We all have an ideal self we feel we should live up to, says psychologist Lawrence Josephs, PhD, a professor at Adelphi University. And we feel ashamed when we don't live up to this ideal.

"Everybody believes they should be healthy and fit and youthful and live to a ripe old age," Josephs tells WebMD. "But people do get weak and vulnerable and depend on others and need help. So that ideal of being a strong, healthy person who can do everything on their own, that is shattered. And people get shamed and don't want to admit they are ill."

Shame: A Major Health Issue

In the experience of shame, one's whole being seems diminished or lessened. … The expression of shame … is not just the desire to hide, or to hide my face, but the desire to disappear, not to be there.
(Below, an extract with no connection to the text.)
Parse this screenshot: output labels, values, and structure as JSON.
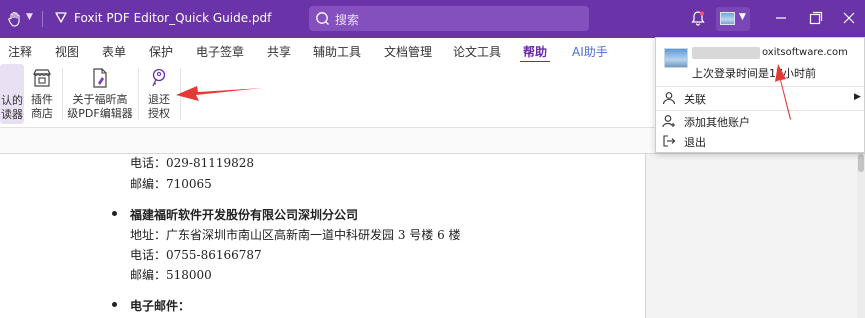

It is not even the wish, as people say, to sink through the floor, but rather the wish that the space occupied by me should be instantaneously empty. -- Bernard Williams, British philosopher

The effects of shame and stigma can be devastating to a person's health, experts tell WebMD. They're seen not only in people with life-altering medical problems but also in relatively healthy people with risk factors (such as a family history of cancer) for future illness.

Examples include:

  • AIDS patients not taking their lifesaving drugs.
  • People with diabetes becoming discouraged over difficulties with blood-sugar control.
  • Obese people ashamed to go out of doors and get the exercise they desperately need.
  • People with urinary incontinence afraid to leave their homes.
  • Unnecessary suffering in people with treatable mental illnesses.

Duke University researcher Laura Smart Richman, PhD, studies emotional influences on health.

"Shame is one reason why people don't seek care," Richman tells WebMD. "There tends to be this perspective that people should have a lot of control over their health -- even with an illness like cancer. We're told, 'You should think positive, you should eat the right foods.' So when people aren't healthy there is self-blame and the perception of societal blame."

Taking personal responsibility for one's life is a good thing. We all want to be independent and in control of our lives. But illness isn't something we fully control. That can be scary -- and shaming.